Glauben auch Sie, dass private Geschäftsbanken Finanzvermittler sind und Einlagen von Sparenden an Kreditnehmende ausleihen? Und, dass die Zentralbank die einzige Institution ist, welche Geld ‘machen‘ darf? Oder, dass die privaten Geschäftsbanken bei der Zentralbank Geld ausleihen, welches sie dann anschliessend durch Kredite an ihre Kunden in Umlauf bringen?

Falls Sie das glauben, so befinden Sie sich in sehr guter Gesellschaft. Prof. Dr. Werner, Inhaber des Lehrstuhls für International Banking, Southampton University hat im 2012 eine Umfrage gemacht. 84% der Befragten, waren der Meinung, dass die Regierung das Geld macht und es zuteilt. Auf die Frage «Würden Sie einem System zustimmen, in dem das meiste Geld durch private, auch profitorientierte Unternehmen produziert und verteilt wird und nicht durch staatliche Organe?» antworteten 90% der Befragten mit «Nein», dem würden sie klar nicht zustimmen.

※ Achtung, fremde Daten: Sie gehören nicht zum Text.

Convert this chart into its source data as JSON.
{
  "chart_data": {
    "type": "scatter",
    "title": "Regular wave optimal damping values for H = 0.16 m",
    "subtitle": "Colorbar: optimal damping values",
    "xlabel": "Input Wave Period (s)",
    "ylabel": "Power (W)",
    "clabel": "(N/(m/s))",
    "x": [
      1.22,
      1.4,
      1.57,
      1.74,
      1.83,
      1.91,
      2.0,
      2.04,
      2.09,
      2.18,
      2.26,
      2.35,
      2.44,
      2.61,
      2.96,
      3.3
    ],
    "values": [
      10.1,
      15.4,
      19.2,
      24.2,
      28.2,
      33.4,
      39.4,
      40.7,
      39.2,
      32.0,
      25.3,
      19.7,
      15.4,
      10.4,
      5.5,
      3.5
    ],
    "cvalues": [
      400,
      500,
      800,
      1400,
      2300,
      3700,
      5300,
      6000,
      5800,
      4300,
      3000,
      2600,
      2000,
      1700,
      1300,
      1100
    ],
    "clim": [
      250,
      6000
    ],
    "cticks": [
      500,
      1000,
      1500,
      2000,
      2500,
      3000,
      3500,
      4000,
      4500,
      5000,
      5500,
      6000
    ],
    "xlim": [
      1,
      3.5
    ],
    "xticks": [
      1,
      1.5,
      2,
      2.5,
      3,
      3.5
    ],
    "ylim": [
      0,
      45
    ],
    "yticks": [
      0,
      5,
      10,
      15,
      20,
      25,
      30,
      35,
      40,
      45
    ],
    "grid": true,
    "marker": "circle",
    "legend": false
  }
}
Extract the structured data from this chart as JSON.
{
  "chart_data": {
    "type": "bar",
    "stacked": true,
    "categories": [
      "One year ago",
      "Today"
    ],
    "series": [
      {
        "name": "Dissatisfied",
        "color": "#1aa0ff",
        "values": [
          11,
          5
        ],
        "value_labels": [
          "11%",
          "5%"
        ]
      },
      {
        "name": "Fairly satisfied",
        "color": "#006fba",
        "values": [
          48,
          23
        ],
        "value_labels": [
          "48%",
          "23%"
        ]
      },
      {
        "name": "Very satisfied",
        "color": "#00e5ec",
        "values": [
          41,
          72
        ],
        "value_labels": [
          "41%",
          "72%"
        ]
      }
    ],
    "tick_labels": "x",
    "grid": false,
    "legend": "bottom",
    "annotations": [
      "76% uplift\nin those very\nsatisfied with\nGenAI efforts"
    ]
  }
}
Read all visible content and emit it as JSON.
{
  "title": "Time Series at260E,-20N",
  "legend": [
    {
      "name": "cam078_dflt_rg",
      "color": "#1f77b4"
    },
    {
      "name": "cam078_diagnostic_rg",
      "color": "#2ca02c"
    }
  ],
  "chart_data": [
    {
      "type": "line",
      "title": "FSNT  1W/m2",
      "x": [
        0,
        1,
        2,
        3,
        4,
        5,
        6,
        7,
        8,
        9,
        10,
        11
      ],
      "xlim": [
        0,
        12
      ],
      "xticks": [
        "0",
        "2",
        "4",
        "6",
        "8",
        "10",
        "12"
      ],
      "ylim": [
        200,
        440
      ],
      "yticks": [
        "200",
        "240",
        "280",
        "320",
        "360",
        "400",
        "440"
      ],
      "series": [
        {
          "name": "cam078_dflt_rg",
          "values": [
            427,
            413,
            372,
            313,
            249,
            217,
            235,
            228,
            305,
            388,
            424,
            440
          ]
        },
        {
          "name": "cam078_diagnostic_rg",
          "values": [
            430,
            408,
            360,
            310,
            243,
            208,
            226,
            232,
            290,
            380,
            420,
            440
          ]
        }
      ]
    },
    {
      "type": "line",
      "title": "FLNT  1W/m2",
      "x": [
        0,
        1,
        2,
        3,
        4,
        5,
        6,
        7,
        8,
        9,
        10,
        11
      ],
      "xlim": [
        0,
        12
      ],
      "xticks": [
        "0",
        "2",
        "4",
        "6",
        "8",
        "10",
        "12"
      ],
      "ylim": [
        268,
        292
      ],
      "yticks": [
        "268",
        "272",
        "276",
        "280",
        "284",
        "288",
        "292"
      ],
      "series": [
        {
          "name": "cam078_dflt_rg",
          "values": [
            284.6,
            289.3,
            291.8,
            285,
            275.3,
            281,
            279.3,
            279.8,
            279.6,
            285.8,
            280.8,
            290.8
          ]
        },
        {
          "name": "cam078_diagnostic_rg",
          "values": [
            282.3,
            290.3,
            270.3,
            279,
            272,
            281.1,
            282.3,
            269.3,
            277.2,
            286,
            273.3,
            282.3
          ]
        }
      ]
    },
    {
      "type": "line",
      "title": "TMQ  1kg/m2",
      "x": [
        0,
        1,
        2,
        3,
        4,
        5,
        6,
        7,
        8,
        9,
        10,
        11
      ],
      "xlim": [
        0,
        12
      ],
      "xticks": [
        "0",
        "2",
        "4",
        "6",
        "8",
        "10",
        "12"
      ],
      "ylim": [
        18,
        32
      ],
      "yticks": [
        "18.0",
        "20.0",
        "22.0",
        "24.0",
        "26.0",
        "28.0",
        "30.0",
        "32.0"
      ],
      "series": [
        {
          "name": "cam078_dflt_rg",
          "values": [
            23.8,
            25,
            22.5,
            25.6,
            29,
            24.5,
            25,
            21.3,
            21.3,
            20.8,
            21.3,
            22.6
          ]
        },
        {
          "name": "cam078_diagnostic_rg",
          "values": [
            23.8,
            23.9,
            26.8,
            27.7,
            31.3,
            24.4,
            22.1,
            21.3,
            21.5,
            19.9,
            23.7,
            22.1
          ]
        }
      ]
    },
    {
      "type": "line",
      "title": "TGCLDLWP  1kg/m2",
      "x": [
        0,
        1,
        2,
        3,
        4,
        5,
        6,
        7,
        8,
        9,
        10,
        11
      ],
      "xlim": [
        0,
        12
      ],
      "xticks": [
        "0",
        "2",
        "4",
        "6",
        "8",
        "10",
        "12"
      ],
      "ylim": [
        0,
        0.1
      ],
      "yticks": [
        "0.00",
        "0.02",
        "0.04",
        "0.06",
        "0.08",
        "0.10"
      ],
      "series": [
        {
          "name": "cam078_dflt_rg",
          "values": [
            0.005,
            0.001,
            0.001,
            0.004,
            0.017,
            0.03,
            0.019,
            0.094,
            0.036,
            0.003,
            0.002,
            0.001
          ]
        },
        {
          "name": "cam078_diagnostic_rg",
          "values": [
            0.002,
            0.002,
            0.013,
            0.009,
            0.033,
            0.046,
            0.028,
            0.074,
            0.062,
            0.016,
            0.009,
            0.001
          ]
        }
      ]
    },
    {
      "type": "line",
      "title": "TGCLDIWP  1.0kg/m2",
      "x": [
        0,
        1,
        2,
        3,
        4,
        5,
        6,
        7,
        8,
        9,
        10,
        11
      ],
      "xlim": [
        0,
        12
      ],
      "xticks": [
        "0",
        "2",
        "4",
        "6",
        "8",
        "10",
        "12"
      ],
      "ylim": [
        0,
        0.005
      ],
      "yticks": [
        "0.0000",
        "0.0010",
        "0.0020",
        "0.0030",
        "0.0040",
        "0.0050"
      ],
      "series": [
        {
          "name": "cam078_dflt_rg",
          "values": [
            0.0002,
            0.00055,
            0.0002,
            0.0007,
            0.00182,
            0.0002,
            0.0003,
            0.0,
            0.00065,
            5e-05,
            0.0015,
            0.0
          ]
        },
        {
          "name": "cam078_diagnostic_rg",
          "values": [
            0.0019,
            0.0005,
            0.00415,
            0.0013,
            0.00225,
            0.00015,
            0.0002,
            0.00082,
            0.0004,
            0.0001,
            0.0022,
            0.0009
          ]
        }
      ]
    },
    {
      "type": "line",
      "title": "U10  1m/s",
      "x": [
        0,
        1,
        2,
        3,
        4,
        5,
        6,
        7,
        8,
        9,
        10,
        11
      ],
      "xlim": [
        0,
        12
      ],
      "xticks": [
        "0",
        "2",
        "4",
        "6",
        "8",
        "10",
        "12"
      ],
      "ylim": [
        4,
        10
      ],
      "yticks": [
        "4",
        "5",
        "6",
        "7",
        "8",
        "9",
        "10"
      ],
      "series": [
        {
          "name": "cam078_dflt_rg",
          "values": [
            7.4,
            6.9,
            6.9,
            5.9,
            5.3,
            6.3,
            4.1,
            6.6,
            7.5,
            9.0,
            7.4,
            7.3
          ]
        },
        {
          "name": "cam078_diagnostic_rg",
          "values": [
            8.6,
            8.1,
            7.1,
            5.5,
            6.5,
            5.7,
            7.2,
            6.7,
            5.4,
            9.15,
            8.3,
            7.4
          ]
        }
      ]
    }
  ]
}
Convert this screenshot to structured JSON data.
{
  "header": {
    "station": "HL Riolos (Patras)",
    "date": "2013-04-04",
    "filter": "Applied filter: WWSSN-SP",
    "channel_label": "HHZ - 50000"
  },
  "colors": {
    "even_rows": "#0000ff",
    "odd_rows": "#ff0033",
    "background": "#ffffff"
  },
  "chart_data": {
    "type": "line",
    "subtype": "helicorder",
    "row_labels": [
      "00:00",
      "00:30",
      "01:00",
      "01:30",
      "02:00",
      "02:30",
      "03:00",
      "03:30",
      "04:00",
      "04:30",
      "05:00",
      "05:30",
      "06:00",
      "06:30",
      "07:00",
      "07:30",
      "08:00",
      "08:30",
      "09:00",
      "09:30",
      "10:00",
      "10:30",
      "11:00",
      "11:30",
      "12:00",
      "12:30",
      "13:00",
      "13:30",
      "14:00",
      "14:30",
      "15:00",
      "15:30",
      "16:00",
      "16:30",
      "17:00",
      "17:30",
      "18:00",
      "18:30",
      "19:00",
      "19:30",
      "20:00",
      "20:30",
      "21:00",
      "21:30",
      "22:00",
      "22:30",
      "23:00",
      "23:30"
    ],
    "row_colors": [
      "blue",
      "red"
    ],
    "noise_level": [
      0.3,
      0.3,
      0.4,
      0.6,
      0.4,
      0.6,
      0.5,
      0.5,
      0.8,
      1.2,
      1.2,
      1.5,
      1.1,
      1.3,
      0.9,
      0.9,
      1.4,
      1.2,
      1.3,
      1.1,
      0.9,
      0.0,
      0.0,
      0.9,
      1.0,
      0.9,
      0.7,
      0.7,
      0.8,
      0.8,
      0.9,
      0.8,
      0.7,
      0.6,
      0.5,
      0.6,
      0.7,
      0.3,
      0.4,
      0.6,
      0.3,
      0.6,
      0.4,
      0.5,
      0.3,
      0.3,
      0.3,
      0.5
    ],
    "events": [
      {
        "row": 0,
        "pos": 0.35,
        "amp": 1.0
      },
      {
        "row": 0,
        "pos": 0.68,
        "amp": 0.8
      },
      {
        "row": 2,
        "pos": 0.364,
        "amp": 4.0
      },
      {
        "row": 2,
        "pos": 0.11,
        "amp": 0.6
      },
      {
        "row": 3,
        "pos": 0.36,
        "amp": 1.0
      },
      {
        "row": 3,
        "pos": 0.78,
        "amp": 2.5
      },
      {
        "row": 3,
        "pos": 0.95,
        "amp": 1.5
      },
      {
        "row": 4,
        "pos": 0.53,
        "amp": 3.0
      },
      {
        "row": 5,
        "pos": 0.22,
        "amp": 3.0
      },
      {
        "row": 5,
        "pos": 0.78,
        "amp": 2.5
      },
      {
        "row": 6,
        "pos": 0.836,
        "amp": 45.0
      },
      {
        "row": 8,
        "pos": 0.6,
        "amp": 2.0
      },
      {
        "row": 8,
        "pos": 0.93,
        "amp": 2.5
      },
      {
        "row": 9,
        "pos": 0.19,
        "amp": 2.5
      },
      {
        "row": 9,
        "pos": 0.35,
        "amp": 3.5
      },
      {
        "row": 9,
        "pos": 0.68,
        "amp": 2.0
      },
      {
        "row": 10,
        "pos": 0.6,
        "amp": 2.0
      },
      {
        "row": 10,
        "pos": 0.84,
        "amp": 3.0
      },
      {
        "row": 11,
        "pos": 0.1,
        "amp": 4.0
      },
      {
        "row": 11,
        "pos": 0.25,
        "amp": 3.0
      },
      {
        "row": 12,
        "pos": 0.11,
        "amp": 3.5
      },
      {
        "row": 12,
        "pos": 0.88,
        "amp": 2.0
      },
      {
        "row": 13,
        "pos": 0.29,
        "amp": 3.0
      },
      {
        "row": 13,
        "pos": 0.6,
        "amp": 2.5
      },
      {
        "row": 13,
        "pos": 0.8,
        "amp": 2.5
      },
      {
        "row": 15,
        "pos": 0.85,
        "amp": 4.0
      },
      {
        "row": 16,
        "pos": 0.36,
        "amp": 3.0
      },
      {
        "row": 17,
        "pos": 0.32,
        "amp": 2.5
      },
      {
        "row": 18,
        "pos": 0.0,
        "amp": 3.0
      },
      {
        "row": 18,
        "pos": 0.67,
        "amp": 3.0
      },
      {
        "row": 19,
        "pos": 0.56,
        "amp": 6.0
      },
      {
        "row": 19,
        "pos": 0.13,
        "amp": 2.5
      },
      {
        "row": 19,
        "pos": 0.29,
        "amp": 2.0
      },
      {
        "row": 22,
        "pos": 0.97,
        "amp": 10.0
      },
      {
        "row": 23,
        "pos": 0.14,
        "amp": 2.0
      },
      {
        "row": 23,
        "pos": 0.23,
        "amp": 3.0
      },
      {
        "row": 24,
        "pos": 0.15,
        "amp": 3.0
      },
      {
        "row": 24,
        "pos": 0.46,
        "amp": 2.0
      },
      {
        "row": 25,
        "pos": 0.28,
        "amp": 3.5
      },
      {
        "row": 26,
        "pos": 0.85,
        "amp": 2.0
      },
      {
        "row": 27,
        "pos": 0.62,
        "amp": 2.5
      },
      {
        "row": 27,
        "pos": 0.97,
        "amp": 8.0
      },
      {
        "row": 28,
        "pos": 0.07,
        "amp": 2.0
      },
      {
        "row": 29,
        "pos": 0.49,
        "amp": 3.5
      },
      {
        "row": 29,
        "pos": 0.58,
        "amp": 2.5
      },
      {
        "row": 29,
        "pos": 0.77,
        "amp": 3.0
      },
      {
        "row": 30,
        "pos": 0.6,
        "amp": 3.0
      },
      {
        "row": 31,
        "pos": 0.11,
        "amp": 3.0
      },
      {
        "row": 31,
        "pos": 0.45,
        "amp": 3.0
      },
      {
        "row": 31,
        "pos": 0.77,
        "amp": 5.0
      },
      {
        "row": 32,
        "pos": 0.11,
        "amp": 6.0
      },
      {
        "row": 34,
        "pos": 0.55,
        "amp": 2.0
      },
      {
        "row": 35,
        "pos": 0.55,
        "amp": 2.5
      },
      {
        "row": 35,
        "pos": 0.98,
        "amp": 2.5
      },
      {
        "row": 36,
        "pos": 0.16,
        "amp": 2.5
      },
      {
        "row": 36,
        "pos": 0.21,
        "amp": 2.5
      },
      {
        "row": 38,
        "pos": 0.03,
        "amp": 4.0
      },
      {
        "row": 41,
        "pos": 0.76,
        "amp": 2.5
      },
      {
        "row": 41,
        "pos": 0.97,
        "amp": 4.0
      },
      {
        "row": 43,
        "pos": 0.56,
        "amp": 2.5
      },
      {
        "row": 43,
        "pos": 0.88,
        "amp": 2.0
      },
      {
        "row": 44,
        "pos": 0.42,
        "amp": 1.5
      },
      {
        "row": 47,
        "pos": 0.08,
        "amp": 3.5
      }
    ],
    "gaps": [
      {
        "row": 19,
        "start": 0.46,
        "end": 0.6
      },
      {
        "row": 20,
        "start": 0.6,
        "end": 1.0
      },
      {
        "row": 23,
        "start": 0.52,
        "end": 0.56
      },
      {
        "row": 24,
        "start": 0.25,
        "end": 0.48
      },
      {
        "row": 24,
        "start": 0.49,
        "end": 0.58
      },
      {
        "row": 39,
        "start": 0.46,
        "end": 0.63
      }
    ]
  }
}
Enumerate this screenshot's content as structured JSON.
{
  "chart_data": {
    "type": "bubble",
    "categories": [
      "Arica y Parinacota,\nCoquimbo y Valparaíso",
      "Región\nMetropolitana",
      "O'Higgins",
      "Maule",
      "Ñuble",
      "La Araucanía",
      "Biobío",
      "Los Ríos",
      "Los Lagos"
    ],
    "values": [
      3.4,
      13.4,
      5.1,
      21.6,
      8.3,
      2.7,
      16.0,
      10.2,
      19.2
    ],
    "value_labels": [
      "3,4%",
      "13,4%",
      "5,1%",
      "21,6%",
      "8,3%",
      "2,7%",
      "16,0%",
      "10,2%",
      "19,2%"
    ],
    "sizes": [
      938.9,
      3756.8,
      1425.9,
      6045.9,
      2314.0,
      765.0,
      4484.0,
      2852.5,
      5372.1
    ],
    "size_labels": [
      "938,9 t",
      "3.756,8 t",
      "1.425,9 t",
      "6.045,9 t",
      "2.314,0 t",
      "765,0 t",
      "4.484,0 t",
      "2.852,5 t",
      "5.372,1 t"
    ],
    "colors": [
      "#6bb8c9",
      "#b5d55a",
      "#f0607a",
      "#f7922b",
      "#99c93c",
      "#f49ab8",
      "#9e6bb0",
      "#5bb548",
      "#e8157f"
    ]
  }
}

Wie leicht gezeigt werden kann,  glauben auch unsere Bundesräte und sogar unsere Bundesrätinnen, ihre Finanzexperten, wie auch Banken-CEO’s, dass die Zentralbank als Teil des Staates und Inhaberin des Geldmonopols das Geld «macht» und dass die Banken zur Hauptsache als grosse Sparschweine funktionieren, welche zwischen Sparenden und Kreditnehmenden vermitteln. Denn je prominenter man ist, desto mehr Spuren hinterlässt man in den Medien und manchmal sogar in Lehrbüchern. Oswald Grübel hat in der März Ausgabe vom Schweizer Monat im Interview mit René Scheu zum Beispiel seine Vorstellungen einer Bank folgendermassen formuliert: «Die Banken sind die Werkzeuge, die das Geld bewegen, es dort zur Verfügung stellen, wo es gerade gebraucht wird. …Banken sind die kommunizierenden Röhren des Geldumlaufs.» Und im Weiteren: «Die Banken sind über das Geld an den Staat gebunden und der Staat braucht umgekehrt die Banken, um sein Geld in Umlauf zu bringen, das heisst aber noch lange nicht, dass der Staat die Banken führen soll. Wenn man nicht nur das Geld kontrolliert, sondern auch dessen Verteilapparat, dann hat man die totale Macht, und mehr Macht macht mehr korrupt.»

Prominente Personen seien jedoch gewarnt, denn wer sich weiterhin der Mythen bedient, dass der Staat durch die Zentralbank das Geld bereitstellt, welches dann die Banken als grosse Sparsäuli anziehen, um es an Kreditnehmende zu vermitteln, der läuft in Zukunft Gefahr, sich als Laie zu outen. Und das wäre schlimm, für den Fall, dass man gerade in der Rolle des Experten auftritt.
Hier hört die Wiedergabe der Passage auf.